Perhaps it's because I see mostly the left-oriented "news" outlets, and fewer of the right-oriented ones, though of course "news" media are mostly left oriented, but I cannot remember seeing the viciousness, the ugliness against leftists that I see, on a daily basis, against rightists.
Attacks on Sarah Palin, as noted often, have reached the point of insanity.
I have not seen anyone say "Palin says so-and-so on this issue and she is wrong for these reasons ..."
No, it's usually the kind of garbage Times cartoonist Clay Bennett dishes out: Personal attacks, but not necessarily with any basis in reality.
The left-oriented outlets, though, don't limit their nastiness to spews from only their own staffers. Here are four examples, listed in order in the moronic "Rant" column that worsens an already miserable Sunday opinion section:
Joe Lieberman is greedy, arrogant and vindictive and has chosen loyalty to insurance companies over his commitment to the American people. That's his legacy.
Obama, get a backbone! You're giving in to Republicans. You are being bought by insurance and drug companies. This is not what I voted for.
GOP senators and the right wing media inflating them now have blood on their hands, the blood of millions of uninsured men, women and children.
Jimmy Carter apologizes to Israel, good.
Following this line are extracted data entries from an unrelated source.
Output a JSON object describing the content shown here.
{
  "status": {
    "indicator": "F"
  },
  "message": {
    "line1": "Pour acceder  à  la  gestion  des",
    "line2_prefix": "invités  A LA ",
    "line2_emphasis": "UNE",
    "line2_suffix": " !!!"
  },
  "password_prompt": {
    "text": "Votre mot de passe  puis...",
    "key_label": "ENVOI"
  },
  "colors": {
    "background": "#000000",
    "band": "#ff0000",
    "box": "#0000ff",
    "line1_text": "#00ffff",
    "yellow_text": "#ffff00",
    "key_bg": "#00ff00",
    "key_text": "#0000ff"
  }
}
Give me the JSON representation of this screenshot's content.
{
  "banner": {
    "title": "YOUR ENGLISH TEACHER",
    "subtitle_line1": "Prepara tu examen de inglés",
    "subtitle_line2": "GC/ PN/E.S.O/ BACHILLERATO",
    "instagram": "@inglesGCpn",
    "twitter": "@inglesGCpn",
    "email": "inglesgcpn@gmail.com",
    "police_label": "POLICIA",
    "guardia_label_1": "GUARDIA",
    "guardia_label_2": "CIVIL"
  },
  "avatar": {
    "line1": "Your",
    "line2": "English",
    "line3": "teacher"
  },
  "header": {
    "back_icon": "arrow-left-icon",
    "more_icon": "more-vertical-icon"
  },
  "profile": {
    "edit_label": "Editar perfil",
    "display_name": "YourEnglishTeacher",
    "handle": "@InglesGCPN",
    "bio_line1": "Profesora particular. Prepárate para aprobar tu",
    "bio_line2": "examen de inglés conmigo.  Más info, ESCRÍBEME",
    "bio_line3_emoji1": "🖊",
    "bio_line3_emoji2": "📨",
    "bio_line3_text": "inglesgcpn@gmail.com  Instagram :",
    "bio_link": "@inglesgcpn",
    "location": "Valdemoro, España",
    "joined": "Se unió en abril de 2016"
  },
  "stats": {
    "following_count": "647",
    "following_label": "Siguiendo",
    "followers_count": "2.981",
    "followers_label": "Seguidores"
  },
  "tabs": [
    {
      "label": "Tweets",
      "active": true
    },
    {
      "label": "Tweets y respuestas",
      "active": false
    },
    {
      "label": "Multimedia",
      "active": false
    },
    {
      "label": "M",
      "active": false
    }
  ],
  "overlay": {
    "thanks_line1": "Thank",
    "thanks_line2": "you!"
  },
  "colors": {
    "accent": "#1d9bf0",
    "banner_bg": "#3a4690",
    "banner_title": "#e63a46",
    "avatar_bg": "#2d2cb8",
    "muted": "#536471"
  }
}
Now, maybe he should apologize to the American people for being such a flake!

While at the same time bewailing environmental losses, leftist editors waste the lives of innocent trees with this stuff? And, still at the same time, moan and whine that they don't have room for the important news, that, apparently, they really aren't covering anyway?
Even funnier, they don't understand why people are canceling subscriptions.